Kapitel 13, Vers 13-17
Viveka – Die Unterscheidungskraft
Um dieses Purusha als unsere wahre Natur zu verwirklichen, spielt Unterscheidungskraft (sanskrit: viveka) eine wichtige Rolle. Darauf deutet auch der Titel des 13. Kapitels der Bhagavad Gita: Der Yoga der Unterscheidung zwischen dem Feld und dem Kenner des Feldes.
Auf der relativen Ebene und im alltäglichen Leben hilft uns viveka, zwischen dem zu unterscheiden, was förderlich für uns und für andere ist und was nicht. So können wir klar sehen, was getan und was vermieden werden sollte.
Auf dem spirituellen Weg wird viveka weiter gefasst. Hier geht es nicht um Unterschiede zwischen Erfahrungen, Gedanken und Taten, sondern um die Natur dieser Dinge. Die grundlegende Frage ist daher, was Selbst und was nicht-Selbst ist – was erfährt und was erfahren wird.
Das Selbst ist Purusha, die Seele, das Wahrnehmende, das unberührt von allem bleibt – jenseits von Raum und Zeit, still und leise. Das nicht-Selbst sind all die Erscheinungen von Prakriti, die sich als die Welt, als Gedanken und das erdachte „Ich“ zeigen.

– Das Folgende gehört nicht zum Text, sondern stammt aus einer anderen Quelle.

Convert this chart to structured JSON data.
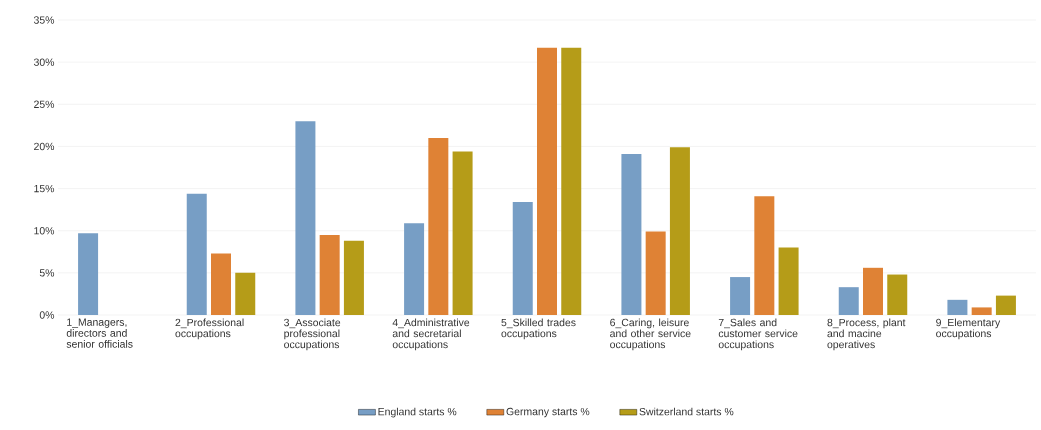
{
  "chart_data": {
    "type": "bar",
    "categories": [
      "1_Managers, directors and senior officials",
      "2_Professional occupations",
      "3_Associate professional occupations",
      "4_Administrative and secretarial occupations",
      "5_Skilled trades occupations",
      "6_Caring, leisure and other service occupations",
      "7_Sales and customer service occupations",
      "8_Process, plant and macine operatives",
      "9_Elementary occupations"
    ],
    "series": [
      {
        "name": "England starts %",
        "color": "#779ec5",
        "values": [
          9.7,
          14.4,
          23.0,
          10.9,
          13.4,
          19.1,
          4.5,
          3.3,
          1.8
        ]
      },
      {
        "name": "Germany starts %",
        "color": "#df8235",
        "values": [
          null,
          7.3,
          9.5,
          21.0,
          31.7,
          9.9,
          14.1,
          5.6,
          0.9
        ]
      },
      {
        "name": "Switzerland starts %",
        "color": "#b59c18",
        "values": [
          null,
          5.0,
          8.8,
          19.4,
          31.7,
          19.9,
          8.0,
          4.8,
          2.3
        ]
      }
    ],
    "ylim": [
      0,
      35
    ],
    "yticks": [
      {
        "value": 0,
        "label": "0%"
      },
      {
        "value": 5,
        "label": "5%"
      },
      {
        "value": 10,
        "label": "10%"
      },
      {
        "value": 15,
        "label": "15%"
      },
      {
        "value": 20,
        "label": "20%"
      },
      {
        "value": 25,
        "label": "25%"
      },
      {
        "value": 30,
        "label": "30%"
      },
      {
        "value": 35,
        "label": "35%"
      }
    ],
    "grid": "y",
    "legend": "bottom"
  }
}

Eine praktische Übung im Jnana Yoga ist es daher, immer wieder die Position des Beobachters einzunehmen und so die Anhaftungen mit allen vergänglichen Erscheinungen zu lösen. Diese Übung kann sowohl im Alltag als auch als formelle Meditation praktiziert werden – wir nennen sie Sakshi Bhava.
Der Unterschied zwischen Samkhya und Vedanta
Samkhya und Vedanta sind zwei der insgesamt sechs indischen Philosophiesysteme und sind für uns Yogis – neben dem Yoga natürlich, das auch eins dieser Philosophiesysteme ist – am interessantesten.
In der Samkhya-Philosophie gibt es eine universelle Dualität zwischen Purusha und Prakriti, dem Selbst und der Welt. Laut dieser Weltanschauung existieren beide unabhängig voneinander und lassen durch ihr Zusammenwirken das Leben so, wie wir es kennen, entstehen.
Im Vedanta gibt es eine solche Dualität nicht. Hier wird gesagt, dass jede Vorstellung von Dualität und Trennung eine Illusion ist – Maya. Das Wahrnehmende und das Wahrgenommene sind ein und dasselbe – Atman, das wahre Selbst. Deutlich wird das auch durch den gerne verwendeten Zusatz „Advaita“, das wörtlich nicht-Dualität bedeutet.
Während sich das in der Theorie wie ein monumentaler Unterschied anhört, ist er in der Praxis tatsächlich nicht so groß. In beiden Philosophiesystemen wird Unwissenheit, die durch die Identifikation mit Körper und Geist entsteht, als die Hauptursache für Leid betrachtet. Auch sehen beide Philosophien das wahre Selbst als ewig und unantastbar.
Spirituelle Übungen wie das oben vorgestellte Sakshi Bhava, also das Einnehmen einer distanzierten Beobachterposition, entsprechen daher sowohl Samkhya als auch Vedanta.
Letztlich geht Vedanta einfach noch einen Schritt weiter als Samkhya und sagt: Der Beobachter und das Beobachtete unterscheiden sich in ihrer Natur nicht. Finde heraus, was der Beobachter wirklich ist, dann wirst du erkennen, was alles ist.
Die höchste Seele in diesem Körper wird auch der Beobachtende, Gewährenende, Erhaltende, Erfahrende, der große Herr und das höchste Selbst genannt.